Aku memperhatikan parasnya yang dibelai sinar matahari. Ia tak tampak terganggu
akan hawa panas yang menjilati kulit wajahnya seperti kebanyakan siswi lainnya yang terus
menyembunyikan wajah mereka dari sang penguasa siang sambil memprotes marah akibat
suhu lingkungan yang mereka nilai cukup panas. Sebaliknya, ia terlihat sangat menikmatinya.
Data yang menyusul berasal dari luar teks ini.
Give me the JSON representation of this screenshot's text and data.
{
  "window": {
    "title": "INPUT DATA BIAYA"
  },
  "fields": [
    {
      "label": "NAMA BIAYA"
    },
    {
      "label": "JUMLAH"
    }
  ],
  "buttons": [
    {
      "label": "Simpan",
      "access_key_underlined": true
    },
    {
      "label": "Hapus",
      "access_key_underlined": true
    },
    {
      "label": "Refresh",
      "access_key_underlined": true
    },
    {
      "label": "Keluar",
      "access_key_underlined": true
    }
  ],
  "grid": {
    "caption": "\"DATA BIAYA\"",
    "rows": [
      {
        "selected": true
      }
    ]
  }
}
Melihatnya seperti itu, beberapa orang mungkin akan berpikir bahwa selama ini ia terkurung
di dalam rumah berbahan dasar balok es milik Suku Eskimo yang mendiami wilayah Kutub
Utara.
Aku melihatnya untuk pertama kali pada bulan Febuari. Kala itu aku tengah
melarikan diri ke perpustakaan untuk menghindari seorang siswi yang terus mendekatiku
walau telah berulangkali kutegaskan ketidakmampuanku untuk mencintainya. Saat hendak
membaca, mataku menangkap sosoknya yang tengah menghirup wangi mawar merah di
taman yang terletak di depan perpustakaan. Rambut hitam panjangnya yang tergerai bebas
tampak bergoyang mengikuti arah angin. Wajahnya merona merah akibat cuaca yang
lumayan dingin. Keberadaannya berhasil menyedot habis fokusku sehingga tak lagi
kupedulikan buku filsafat yang awalnya hendak kubaca. Saat sebuah senyum terpahat di
wajahnya, pikiranku langsung dipenuhi kesadaran bahwa jatuh cinta pada pandangan
pertama tak hanya terjadi dalam dongeng-dongeng Disney.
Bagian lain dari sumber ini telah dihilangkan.